Incremental transfers generate complete zone reloading

Mon Jan 16 06:44:35 UTC 2023

On 15. 01. 23 19:02, Jesus Cea wrote:
> I have a huge zone receiving a constant flow of small dns updates. My 
> secondaries receive notifications and transfer the zone incrementally. 
> Cool, everything works as expected.
> 
> Nevertheless, I see this lines in my logs, constantly (every time a 
> change arrives incrementally):
> 
> """
> 15-Jan-2023 17:49:47.662 general: info: rpz: rpz.local: new zone version 
> came too soon, deferring update for 28 seconds
> 15-Jan-2023 17:49:54.716 notify: info: client @11f80268 X.X.X.X#63514: 
> received notify for zone 'rpz.local'
> 15-Jan-2023 17:49:54.716 general: info: zone rpz.local/IN: notify from 
> X.X.X.X#63514: serial 8991
> 15-Jan-2023 17:50:15.662 general: info: rpz: rpz.local: reload start
> 15-Jan-2023 17:50:16.884 general: info: rpz: rpz.local: reload done
> """
> 
> Ok, my updates are coming too fast (first line). No problem, the 
> secondary will eventually retrieve the changes. What worries me is the 
> last couple of lines: The rpz zone (big, around 800.000 domains) is 
> being reloaded constantly and it takes a couple of seconds eating CPU, 
> when the incremental changes are actually pretty tiny.
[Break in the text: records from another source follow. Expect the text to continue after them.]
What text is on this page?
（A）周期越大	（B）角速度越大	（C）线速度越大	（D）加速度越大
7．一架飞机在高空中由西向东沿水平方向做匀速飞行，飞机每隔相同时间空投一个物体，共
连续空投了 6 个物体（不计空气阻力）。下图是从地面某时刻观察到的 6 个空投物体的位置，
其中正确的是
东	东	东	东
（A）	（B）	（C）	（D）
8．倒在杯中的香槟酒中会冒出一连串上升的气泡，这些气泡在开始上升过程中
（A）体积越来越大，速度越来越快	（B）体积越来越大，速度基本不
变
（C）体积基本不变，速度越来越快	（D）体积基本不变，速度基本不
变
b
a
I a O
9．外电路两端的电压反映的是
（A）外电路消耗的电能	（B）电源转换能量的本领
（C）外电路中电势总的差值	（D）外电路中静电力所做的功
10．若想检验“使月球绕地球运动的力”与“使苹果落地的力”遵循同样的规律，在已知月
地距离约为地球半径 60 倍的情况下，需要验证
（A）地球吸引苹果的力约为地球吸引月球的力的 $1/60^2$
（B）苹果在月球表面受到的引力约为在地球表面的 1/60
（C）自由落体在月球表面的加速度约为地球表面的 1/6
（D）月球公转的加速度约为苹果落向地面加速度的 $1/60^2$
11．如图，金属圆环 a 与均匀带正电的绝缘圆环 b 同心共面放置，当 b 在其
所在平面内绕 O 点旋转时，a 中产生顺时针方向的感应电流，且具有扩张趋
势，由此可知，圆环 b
That's correct - this is result of the current implementation of RPZ.

It is tracked as
https://gitlab.isc.org/isc-projects/bind9/-/issues/3746

> I would guess the incremental changes would do an incremental change in 
> memory structures, not a full zone reload taking a couple of seconds and 
> sucking an entire CPU core.

Updates to "normal" DNS zones are indeed updated incrementally, but RPZ 
is different kind of beast.

> 
> My secondary configuration is pretty trivial:
> 
> """
> [...]
>    response-policy {
>      zone "rpz.local" policy nxdomain;
>    };
> 
> [...]
> 
> zone "rpz.local" {
>    type slave;
>    file "../secundarios/db.rpz.local";
>    allow-query { 127.0.0.1; };
>    allow-transfer { none; };
>    masters {
>      X.X.X.X;
>    };
> };
> 
> """
> 
> Is this maybe related with being a "response-policy" zone?

That's correct.

> If this is 
> the case and a malware RPZ is going to be BIG by definition, what would 
> be the suggested approach?

Depends on your operational needs, and if it is indeed causing 
measurable trouble in your environment.

With multiple the CPU cores available you can trade "more even" latency 
for efficiency by configuring workaround mentioned here:
https://gitlab.isc.org/isc-projects/bind9/-/issues/3746#note_337063

> Thanks!
> 
> PS: I have not tried alternative secondary storage backends yet, like 
> "map". I am trying to understand what is going on first.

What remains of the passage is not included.